NEXT CONCERT: Brahms Requiem ...  
Click for larger picture.

Saturday, January 17th, 2004 8:00 p.m., Alex Theatre,
Glendale

Concert Preview by Alan Chapman at 7:00 p.m.

"The B-Minor Mass expresses everything there is to say in the most perfect form ever written. No man has been as perfect as Bach in expressing universal things: life and death, faith, joy and sadness."

— Roger Wagner

 

The B-minor Mass is regarded as the pinnacle of Bach’s musical legacy. It was not composed as a single entity, but rather evolved over a number of years, incorporating sections written much earlier into the final composition. Completed during the last five years of his life, from 1745-1750, Bach never heard it performed as a unit.
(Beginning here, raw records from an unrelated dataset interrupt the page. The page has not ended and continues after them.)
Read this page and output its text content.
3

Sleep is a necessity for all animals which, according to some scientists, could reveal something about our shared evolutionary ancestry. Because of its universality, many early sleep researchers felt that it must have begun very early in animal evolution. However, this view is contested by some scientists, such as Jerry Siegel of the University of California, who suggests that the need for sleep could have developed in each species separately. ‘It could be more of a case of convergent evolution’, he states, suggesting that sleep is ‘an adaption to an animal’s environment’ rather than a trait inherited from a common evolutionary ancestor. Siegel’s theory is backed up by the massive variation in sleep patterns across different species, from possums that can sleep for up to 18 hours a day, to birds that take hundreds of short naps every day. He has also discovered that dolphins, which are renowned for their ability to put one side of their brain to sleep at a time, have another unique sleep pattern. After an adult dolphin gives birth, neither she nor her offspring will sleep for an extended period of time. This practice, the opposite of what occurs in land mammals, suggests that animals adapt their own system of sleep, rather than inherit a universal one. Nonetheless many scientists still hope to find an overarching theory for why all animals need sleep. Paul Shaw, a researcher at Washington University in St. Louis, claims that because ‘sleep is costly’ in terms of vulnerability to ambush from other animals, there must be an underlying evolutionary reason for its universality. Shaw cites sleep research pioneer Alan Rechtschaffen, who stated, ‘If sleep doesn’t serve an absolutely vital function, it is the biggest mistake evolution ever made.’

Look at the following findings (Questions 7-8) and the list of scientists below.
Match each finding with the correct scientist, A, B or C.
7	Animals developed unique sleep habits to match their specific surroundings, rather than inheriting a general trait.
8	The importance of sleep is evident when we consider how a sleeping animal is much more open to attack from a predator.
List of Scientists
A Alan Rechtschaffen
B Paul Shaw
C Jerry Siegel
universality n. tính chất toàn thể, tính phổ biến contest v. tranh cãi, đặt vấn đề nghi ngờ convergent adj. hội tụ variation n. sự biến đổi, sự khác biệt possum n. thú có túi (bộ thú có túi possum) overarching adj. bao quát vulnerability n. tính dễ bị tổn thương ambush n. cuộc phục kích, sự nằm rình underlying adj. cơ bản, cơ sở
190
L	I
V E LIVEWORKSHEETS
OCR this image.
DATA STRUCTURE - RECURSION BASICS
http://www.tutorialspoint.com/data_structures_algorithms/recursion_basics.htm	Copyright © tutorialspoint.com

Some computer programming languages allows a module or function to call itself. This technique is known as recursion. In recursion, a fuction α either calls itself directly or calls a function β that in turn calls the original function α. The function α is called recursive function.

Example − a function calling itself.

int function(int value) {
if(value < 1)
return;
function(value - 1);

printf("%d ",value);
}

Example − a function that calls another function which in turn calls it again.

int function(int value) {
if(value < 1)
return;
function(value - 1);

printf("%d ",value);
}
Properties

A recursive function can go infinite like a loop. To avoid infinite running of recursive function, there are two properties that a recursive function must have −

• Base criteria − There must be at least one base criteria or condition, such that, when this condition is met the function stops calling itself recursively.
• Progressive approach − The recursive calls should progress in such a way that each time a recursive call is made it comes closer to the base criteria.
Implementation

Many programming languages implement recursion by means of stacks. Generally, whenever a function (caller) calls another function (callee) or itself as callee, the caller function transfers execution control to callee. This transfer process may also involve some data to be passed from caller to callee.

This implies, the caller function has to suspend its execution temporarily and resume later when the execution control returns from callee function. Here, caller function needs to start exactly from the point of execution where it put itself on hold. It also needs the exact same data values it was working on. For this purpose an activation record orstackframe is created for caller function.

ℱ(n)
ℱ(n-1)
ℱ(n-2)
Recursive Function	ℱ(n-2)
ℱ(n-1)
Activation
In fact, it was not until a century after his death that the entire Mass was performed at a single sitting – in Leipzig in 1859.

Los Angeles audiences have been treated to multiple performances of the work in the past two or three years. The most grandiose was a staged performance by the Los Angeles Opera, in which a reduced chorus was seated in the orchestra pit. The most intimate was a rendition by Musica Angelica with a chorus of 12 voices. The Angeles Chorale performance will feature a rich chorus of 120 voices, outstanding soloists and the Angeles Chamber Orchestra.

Neuen was a protegé of Robert Shaw and is dedicated to continuing his work of performing great works from the choral literature to the highest standards of excellence. Glendale audiences will remember two outstanding presentations of Messiah, which he conducted with the Glendale Symphony Orchestra and the Angeles Chorale in recent years. It was after a performance of the great Mass in B-Minor, that Robert Shaw’s long-time teacher, Julius Herford, hailed Don Neuen as “the great conductor of his generation.”